Ranking movements Legend: ██ Increase in ranking ██ Decrease in ranking
|  | Week |  |  |  |  |  |  |  |  |  |  |  |  |  |  |
|---|---|---|---|---|---|---|---|---|---|---|---|---|---|---|---|
| Poll | Pre | 1 | 2 | 3 | 4 | 5 | 6 | 7 | 8 | 9 | 10 | 11 | 12 | 13 | Final |
| AP | 4 | 2 | 2 | 2 | 2 | 2 | 2 | 2 | 1 | 1 | 1 | 1 | 2 | 1 | 2 |
| Coaches | 1 | 2 | 2 | 2 | 2 | 2 | 2 | 2 | 1 | 1 | 1 | 1 | 1 | 1 | 2 |

Source:

==Notes==
- Sidney Wicks was named to the 1970 All-America roster's second team.

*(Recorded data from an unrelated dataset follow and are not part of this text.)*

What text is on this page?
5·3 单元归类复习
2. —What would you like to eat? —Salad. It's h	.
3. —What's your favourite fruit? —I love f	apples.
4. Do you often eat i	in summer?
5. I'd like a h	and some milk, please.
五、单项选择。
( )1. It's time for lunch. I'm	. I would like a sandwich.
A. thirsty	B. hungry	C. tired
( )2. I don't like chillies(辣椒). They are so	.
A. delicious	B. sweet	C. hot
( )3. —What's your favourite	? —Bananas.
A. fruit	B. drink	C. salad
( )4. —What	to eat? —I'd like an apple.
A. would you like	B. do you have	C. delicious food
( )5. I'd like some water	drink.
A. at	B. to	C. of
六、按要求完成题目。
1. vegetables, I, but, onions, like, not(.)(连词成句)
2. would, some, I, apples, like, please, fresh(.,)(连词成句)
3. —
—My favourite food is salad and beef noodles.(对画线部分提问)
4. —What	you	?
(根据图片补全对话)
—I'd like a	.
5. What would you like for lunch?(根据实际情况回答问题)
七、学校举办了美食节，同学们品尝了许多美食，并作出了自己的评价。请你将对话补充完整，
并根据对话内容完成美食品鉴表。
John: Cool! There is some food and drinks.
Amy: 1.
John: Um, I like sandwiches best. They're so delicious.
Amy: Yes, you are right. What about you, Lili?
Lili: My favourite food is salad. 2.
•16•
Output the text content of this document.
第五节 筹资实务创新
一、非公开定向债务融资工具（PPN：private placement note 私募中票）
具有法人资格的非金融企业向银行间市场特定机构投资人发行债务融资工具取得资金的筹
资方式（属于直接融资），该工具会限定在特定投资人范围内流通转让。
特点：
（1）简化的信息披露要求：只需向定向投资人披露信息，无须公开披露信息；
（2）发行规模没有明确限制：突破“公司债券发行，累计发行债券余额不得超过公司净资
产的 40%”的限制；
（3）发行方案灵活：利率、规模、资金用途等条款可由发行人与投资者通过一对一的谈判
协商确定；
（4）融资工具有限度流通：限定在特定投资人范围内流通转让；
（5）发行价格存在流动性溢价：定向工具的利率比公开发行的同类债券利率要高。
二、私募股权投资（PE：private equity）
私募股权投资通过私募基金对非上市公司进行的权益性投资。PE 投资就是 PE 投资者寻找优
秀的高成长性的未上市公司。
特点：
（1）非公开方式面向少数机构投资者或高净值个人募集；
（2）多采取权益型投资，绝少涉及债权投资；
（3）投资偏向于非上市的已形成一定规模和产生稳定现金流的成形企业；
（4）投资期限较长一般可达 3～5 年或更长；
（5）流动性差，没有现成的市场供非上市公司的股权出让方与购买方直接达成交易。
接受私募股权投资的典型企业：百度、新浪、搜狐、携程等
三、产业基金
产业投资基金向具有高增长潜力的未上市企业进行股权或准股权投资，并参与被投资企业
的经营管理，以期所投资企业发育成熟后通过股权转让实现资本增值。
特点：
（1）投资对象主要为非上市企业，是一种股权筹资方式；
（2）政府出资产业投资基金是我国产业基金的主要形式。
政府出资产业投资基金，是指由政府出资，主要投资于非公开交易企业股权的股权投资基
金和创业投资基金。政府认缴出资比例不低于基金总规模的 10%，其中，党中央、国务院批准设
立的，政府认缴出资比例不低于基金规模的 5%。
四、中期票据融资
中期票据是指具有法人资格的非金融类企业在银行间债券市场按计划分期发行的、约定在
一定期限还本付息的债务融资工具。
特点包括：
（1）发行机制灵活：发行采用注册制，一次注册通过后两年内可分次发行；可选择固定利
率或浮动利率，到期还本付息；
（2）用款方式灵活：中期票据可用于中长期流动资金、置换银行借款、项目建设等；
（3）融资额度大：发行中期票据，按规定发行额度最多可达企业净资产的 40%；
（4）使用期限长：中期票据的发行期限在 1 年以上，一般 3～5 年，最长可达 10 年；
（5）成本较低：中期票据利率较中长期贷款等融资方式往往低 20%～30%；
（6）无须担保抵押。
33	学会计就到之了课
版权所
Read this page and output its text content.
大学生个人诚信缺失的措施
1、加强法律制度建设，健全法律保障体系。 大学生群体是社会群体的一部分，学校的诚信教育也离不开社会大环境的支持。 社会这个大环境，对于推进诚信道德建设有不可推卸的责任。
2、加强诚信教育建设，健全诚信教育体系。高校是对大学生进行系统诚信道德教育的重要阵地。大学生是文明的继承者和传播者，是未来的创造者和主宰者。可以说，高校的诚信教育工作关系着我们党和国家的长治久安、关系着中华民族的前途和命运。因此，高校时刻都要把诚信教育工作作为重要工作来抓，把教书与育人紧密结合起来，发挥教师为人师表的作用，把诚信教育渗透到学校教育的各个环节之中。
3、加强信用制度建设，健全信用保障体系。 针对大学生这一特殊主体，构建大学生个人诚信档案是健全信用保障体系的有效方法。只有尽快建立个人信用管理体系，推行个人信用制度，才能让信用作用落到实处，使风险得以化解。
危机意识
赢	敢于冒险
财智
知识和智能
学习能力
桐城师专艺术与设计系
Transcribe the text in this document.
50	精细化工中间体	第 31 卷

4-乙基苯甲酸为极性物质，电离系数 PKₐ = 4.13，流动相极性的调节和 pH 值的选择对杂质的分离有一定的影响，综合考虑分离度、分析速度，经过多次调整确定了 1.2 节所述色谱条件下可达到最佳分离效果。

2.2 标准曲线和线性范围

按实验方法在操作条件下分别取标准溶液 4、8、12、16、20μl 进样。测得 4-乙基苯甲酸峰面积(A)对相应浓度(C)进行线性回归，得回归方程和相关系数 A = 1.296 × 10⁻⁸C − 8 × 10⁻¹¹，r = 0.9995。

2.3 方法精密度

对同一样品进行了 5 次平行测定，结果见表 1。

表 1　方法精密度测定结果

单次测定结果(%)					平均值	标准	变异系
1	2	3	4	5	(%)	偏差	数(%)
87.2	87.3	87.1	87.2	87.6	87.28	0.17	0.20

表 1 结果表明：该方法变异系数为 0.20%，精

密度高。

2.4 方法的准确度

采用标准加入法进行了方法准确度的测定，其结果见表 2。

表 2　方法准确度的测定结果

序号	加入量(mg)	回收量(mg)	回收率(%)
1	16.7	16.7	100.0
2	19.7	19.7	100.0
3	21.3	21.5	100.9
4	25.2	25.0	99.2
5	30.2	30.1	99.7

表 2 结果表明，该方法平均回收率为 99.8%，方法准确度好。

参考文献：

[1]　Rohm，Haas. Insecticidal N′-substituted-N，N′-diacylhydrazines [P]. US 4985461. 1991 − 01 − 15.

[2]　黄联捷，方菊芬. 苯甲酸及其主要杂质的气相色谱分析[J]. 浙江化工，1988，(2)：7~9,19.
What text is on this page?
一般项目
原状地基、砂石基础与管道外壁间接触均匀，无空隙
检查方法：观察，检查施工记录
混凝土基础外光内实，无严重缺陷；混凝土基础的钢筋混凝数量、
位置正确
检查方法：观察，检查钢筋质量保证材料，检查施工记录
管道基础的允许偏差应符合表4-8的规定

- 1970 – Sidney Wicks received national co-player of the year honors from the Helms Athletic Foundation
- At the conclusion of the season, the team collectively signed a letter to President Nixon condemning the Vietnam War and the administration's actions at home.
- The Bruin Classic was held on Dec. 27 and Dec. 29 with Georgia Tech and Princeton.
- In defeating LSU, UCLA forced Pete Maravich to commit 18 turnovers.